Artefak Kapak Batu

Kapak Batu

Dari segi umur dan cara buat, koleksi artefak batu di Museum Daerah Maros yang dikumpulkan dari situs-situs prasejarah di Kabupaten Maros dapat dibagi menjadi dua bagian besar. Pertama adalah artefak batu serpih yang sebagian besar diperoleh dari gua-gua prasejarah yang berumur antara 4.000 tahun lalu hingga 10.000 tahun lalu yang dikategorikan sebagai hasil budaya Jaman Praneolitik. Kedua adalah artefak batu yang sebagian besar diperoleh dari situs-situs terbuka di kawasan Mallawa, berumur antara 2.000 tahun lalu hingga 4.000 tahun lalu yang dikategorikan sebagai Jaman Neolitik.

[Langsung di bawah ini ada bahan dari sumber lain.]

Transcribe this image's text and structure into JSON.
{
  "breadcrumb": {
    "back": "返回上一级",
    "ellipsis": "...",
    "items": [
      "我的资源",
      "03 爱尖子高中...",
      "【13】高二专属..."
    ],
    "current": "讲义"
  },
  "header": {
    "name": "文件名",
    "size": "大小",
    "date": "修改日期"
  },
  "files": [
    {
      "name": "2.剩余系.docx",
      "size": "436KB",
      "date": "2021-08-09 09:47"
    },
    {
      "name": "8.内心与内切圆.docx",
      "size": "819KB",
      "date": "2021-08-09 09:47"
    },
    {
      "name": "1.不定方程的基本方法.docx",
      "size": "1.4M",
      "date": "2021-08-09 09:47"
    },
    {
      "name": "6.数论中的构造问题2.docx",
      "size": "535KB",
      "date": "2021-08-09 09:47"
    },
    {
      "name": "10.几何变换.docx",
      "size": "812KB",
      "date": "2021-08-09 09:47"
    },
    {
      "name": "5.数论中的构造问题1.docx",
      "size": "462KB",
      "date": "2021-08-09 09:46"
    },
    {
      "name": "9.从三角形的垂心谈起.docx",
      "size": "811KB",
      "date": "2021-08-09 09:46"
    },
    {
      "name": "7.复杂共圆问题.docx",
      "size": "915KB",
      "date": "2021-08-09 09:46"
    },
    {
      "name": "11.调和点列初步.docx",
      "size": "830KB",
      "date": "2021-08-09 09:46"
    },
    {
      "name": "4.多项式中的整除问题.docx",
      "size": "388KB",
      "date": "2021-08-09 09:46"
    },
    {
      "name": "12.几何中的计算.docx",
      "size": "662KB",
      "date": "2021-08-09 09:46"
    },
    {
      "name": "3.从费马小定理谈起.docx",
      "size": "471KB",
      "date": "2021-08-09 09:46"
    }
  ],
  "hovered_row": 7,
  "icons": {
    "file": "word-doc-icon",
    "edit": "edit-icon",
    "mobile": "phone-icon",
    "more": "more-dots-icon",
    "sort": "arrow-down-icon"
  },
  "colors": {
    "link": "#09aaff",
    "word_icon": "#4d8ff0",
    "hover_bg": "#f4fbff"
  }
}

Secara umum, koleksi artefak batu serpih Museum Daerah Maros tergolong dalam fase budaya Praneolitik Maros. Artefak batu serpih Maros dibuat oleh para penghuni gua yang populer disebut sebagai komunitas Toala. Istilah ini diperkenalkan oleh Paul dan Fritz Sarasin dalam bukunya yang berjudul Reisen in Celebes (1905). Teknologi artefak batu serpih Toala merupakan satu-satunya inovasi teknologi alat batu di Asia Tenggara. Inovasi teknologi alat batu Toala terekspresikan pada alat batu yang spesifik bentuk dan fungsinya, seperti mata panah bergerigi (Maros point) dan mikrolit (microlith). Mata panah bergerigi dan artefak batu serpih Toala lainnya jelas menggambarkan fungsinya sebagai alat perburuan dan pengolah makanan. Tempat penemuan artefak batu serpih adalah di dalam gua dalam jumlah puluhan ribu, menggambarkan lamanya aktivitas hunian di dalam gua-gua pegunungan kapur Maros.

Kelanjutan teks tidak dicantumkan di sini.